In Latin America, something similar is happening. According to the more reliable surveys, the continent's most pro-American societies are those in Nicaragua and El Salvador, precisely two nations where the United States contributed militarily to the defeat of the communists, and the one in Panama, where a U.S. invasion in 1989 removed from power a narco-dictator very close to the Cuban tyranny.

It is true that in those countries there is also a strong anti-American feeling in one segment of the population, but the number of those who have a good opinion of the United States is twice or three times (as in Panama) the number of those who opine the opposite.
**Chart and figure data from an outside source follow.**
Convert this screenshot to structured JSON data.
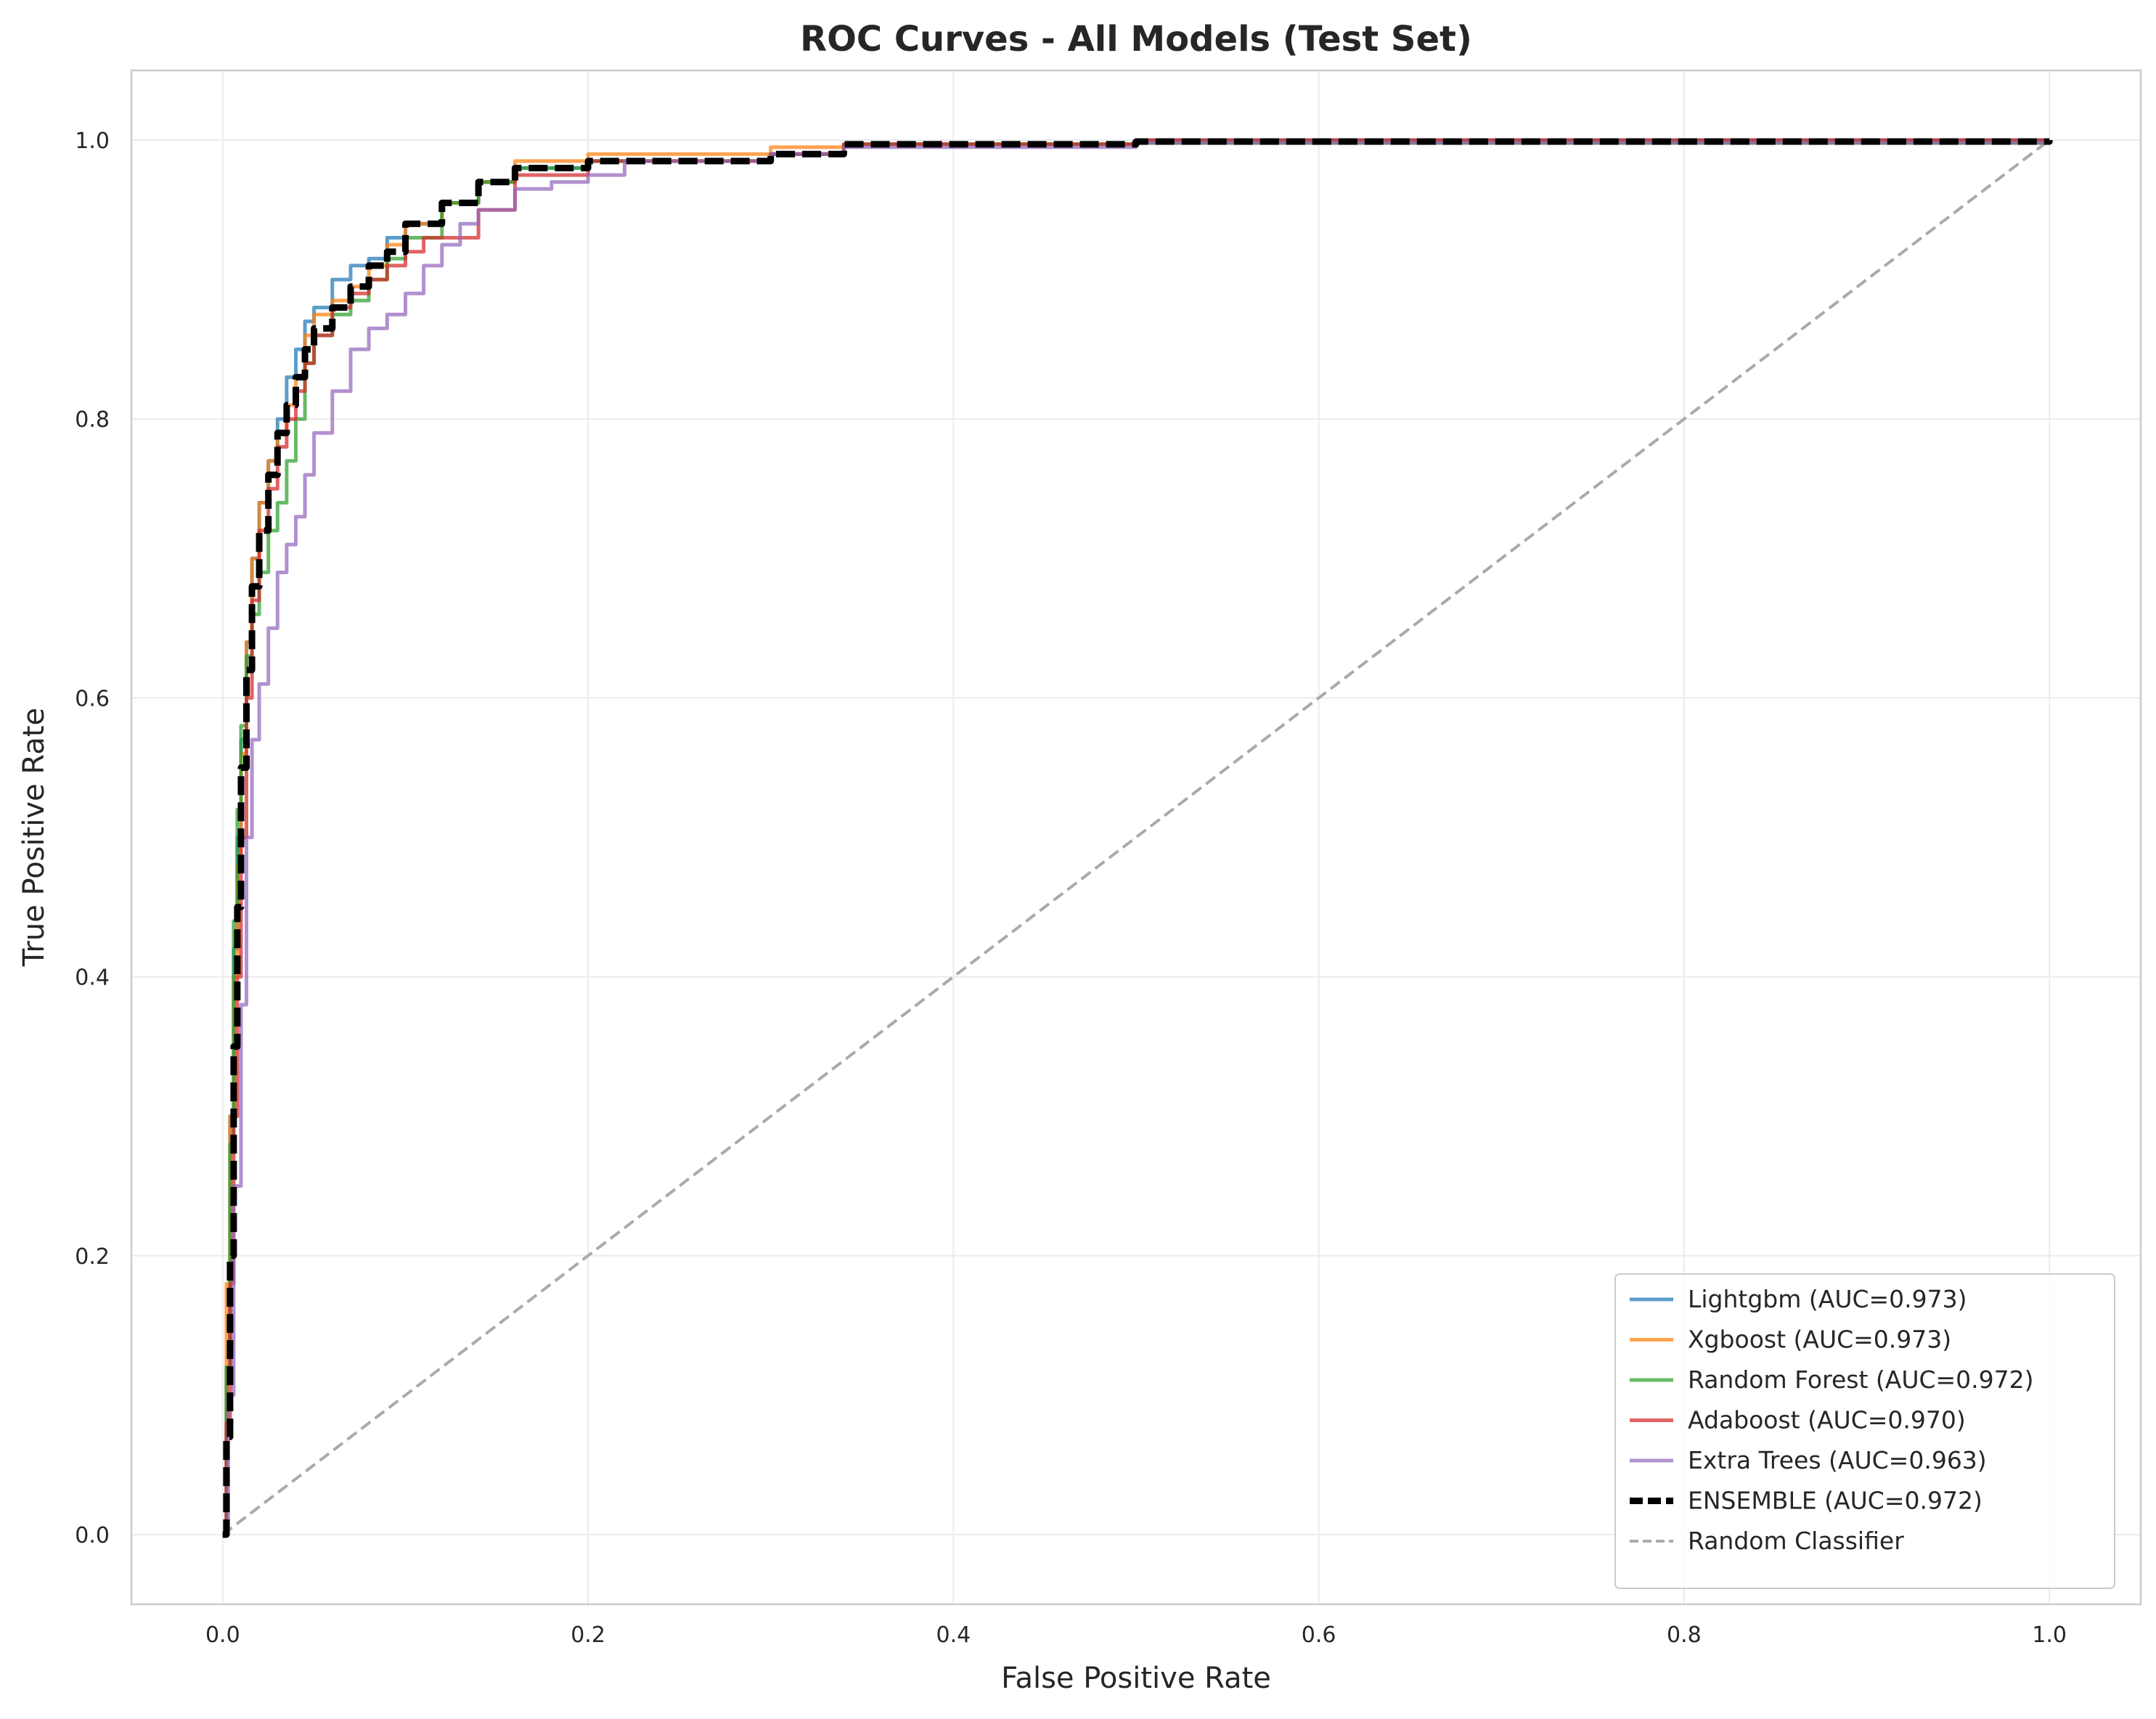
{
  "chart_data": {
    "type": "line",
    "title": "ROC Curves - All Models (Test Set)",
    "xlabel": "False Positive Rate",
    "ylabel": "True Positive Rate",
    "xlim": [
      -0.05,
      1.05
    ],
    "ylim": [
      -0.05,
      1.05
    ],
    "xticks": [
      0.0,
      0.2,
      0.4,
      0.6,
      0.8,
      1.0
    ],
    "yticks": [
      0.0,
      0.2,
      0.4,
      0.6,
      0.8,
      1.0
    ],
    "xtick_labels": [
      "0.0",
      "0.2",
      "0.4",
      "0.6",
      "0.8",
      "1.0"
    ],
    "ytick_labels": [
      "0.0",
      "0.2",
      "0.4",
      "0.6",
      "0.8",
      "1.0"
    ],
    "grid": true,
    "legend_position": "bottom-right",
    "series": [
      {
        "name": "Lightgbm (AUC=0.973)",
        "color": "#1f77b4",
        "style": "solid",
        "x": [
          0,
          0.002,
          0.004,
          0.006,
          0.008,
          0.01,
          0.013,
          0.016,
          0.02,
          0.025,
          0.03,
          0.035,
          0.04,
          0.045,
          0.05,
          0.06,
          0.07,
          0.08,
          0.09,
          0.1,
          0.12,
          0.14,
          0.16,
          0.2,
          0.3,
          0.34,
          0.5,
          1.0
        ],
        "y": [
          0,
          0.12,
          0.3,
          0.42,
          0.5,
          0.57,
          0.64,
          0.7,
          0.74,
          0.77,
          0.8,
          0.83,
          0.85,
          0.87,
          0.88,
          0.9,
          0.91,
          0.915,
          0.93,
          0.94,
          0.955,
          0.97,
          0.98,
          0.985,
          0.99,
          0.997,
          1.0,
          1.0
        ]
      },
      {
        "name": "Xgboost (AUC=0.973)",
        "color": "#ff7f0e",
        "style": "solid",
        "x": [
          0,
          0.002,
          0.004,
          0.006,
          0.008,
          0.01,
          0.013,
          0.016,
          0.02,
          0.025,
          0.03,
          0.035,
          0.04,
          0.045,
          0.05,
          0.06,
          0.07,
          0.08,
          0.09,
          0.1,
          0.12,
          0.14,
          0.16,
          0.2,
          0.3,
          0.34,
          0.5,
          1.0
        ],
        "y": [
          0,
          0.18,
          0.3,
          0.4,
          0.48,
          0.56,
          0.64,
          0.7,
          0.74,
          0.77,
          0.79,
          0.81,
          0.83,
          0.86,
          0.875,
          0.885,
          0.895,
          0.91,
          0.925,
          0.94,
          0.955,
          0.97,
          0.985,
          0.99,
          0.995,
          0.997,
          0.998,
          1.0
        ]
      },
      {
        "name": "Random Forest (AUC=0.972)",
        "color": "#2ca02c",
        "style": "solid",
        "x": [
          0,
          0.002,
          0.004,
          0.006,
          0.008,
          0.01,
          0.013,
          0.016,
          0.02,
          0.025,
          0.03,
          0.035,
          0.04,
          0.045,
          0.05,
          0.06,
          0.07,
          0.08,
          0.09,
          0.1,
          0.12,
          0.14,
          0.16,
          0.2,
          0.3,
          0.34,
          0.5,
          1.0
        ],
        "y": [
          0,
          0.12,
          0.28,
          0.44,
          0.52,
          0.58,
          0.63,
          0.66,
          0.69,
          0.72,
          0.74,
          0.77,
          0.8,
          0.84,
          0.86,
          0.875,
          0.885,
          0.9,
          0.915,
          0.93,
          0.955,
          0.97,
          0.98,
          0.985,
          0.99,
          0.997,
          0.998,
          1.0
        ]
      },
      {
        "name": "Adaboost (AUC=0.970)",
        "color": "#d62728",
        "style": "solid",
        "x": [
          0,
          0.002,
          0.004,
          0.006,
          0.008,
          0.01,
          0.013,
          0.016,
          0.02,
          0.025,
          0.03,
          0.035,
          0.04,
          0.045,
          0.05,
          0.06,
          0.07,
          0.08,
          0.09,
          0.1,
          0.11,
          0.12,
          0.14,
          0.16,
          0.2,
          0.3,
          0.34,
          0.5,
          1.0
        ],
        "y": [
          0,
          0.08,
          0.18,
          0.3,
          0.4,
          0.5,
          0.6,
          0.67,
          0.72,
          0.75,
          0.78,
          0.8,
          0.82,
          0.84,
          0.86,
          0.88,
          0.89,
          0.9,
          0.91,
          0.92,
          0.93,
          0.93,
          0.95,
          0.975,
          0.985,
          0.99,
          0.997,
          1.0,
          1.0
        ]
      },
      {
        "name": "Extra Trees (AUC=0.963)",
        "color": "#9467bd",
        "style": "solid",
        "x": [
          0,
          0.003,
          0.006,
          0.01,
          0.013,
          0.016,
          0.02,
          0.025,
          0.03,
          0.035,
          0.04,
          0.045,
          0.05,
          0.06,
          0.07,
          0.08,
          0.09,
          0.1,
          0.11,
          0.12,
          0.13,
          0.14,
          0.16,
          0.18,
          0.2,
          0.22,
          0.3,
          0.34,
          0.5,
          1.0
        ],
        "y": [
          0,
          0.1,
          0.25,
          0.38,
          0.5,
          0.57,
          0.61,
          0.65,
          0.69,
          0.71,
          0.73,
          0.76,
          0.79,
          0.82,
          0.85,
          0.865,
          0.875,
          0.89,
          0.91,
          0.925,
          0.94,
          0.95,
          0.965,
          0.97,
          0.975,
          0.985,
          0.99,
          0.995,
          0.998,
          1.0
        ]
      },
      {
        "name": "ENSEMBLE (AUC=0.972)",
        "color": "#000000",
        "style": "dashed",
        "x": [
          0,
          0.002,
          0.004,
          0.006,
          0.008,
          0.01,
          0.013,
          0.016,
          0.02,
          0.025,
          0.03,
          0.035,
          0.04,
          0.045,
          0.05,
          0.06,
          0.07,
          0.08,
          0.09,
          0.1,
          0.12,
          0.14,
          0.16,
          0.2,
          0.3,
          0.34,
          0.5,
          1.0
        ],
        "y": [
          0,
          0.07,
          0.2,
          0.35,
          0.45,
          0.55,
          0.62,
          0.68,
          0.72,
          0.76,
          0.79,
          0.81,
          0.83,
          0.85,
          0.865,
          0.88,
          0.895,
          0.91,
          0.92,
          0.94,
          0.955,
          0.97,
          0.98,
          0.985,
          0.99,
          0.997,
          0.999,
          1.0
        ]
      },
      {
        "name": "Random Classifier",
        "color": "#aaaaaa",
        "style": "dashed-thin",
        "x": [
          0,
          1.0
        ],
        "y": [
          0,
          1.0
        ]
      }
    ]
  }
}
Even in Cuba, where the government has engaged in a propaganda bombardment for half a century now, it is estimated that 56 percent of the population -- if it could -- would emigrate immediately to the United States, already home to more than two million escapees from the island.

What would have happened if, after the defeat of the Nazis and amid the imperialistic spasms of the Soviets who had swallowed half of central Europe and were about to control Greece, the United States had sat on its hands? What would have happened if, confronted with that madness of worldwide conquest that affected the communists for decades, until the USSR sank as a consequence of the absolute inefficiency of collectivism and the abuses of Party oligarchs, the United States had not developed a defensive strategy of containment, with alliances such as NATO and massive programs of foreign aid such as the Marshall Plan?

It is true that Washington committed numerous mistakes and some excesses in the practice of its leadership, but was any other nation willing to pay the steep price of facing off Moscow and Beijing? Even after the USSR had disappeared and without the danger of a counterattack, when the former Yugoslavia broke apart as the result of several civil wars and plunged into a terrible blood bath, to whom did Europe turn in search of guidance and support to put down the Serbs and bring an end to a horrific slaughter -- aseptically called “ethnic cleansing” -- that was taking place in its own back yard? It quickly called its American friend.

In 1992, during a trip I made to Hungary, a young and brilliant politician who later became Prime Minister, Viktor Orban, recalling the days of the resistance against communism, summarized the situation for me with an emphatic statement: “Without the Americans, our slavery might have never ended.” Most likely. That is why in those places, the people applaud Bush and are not anti-American.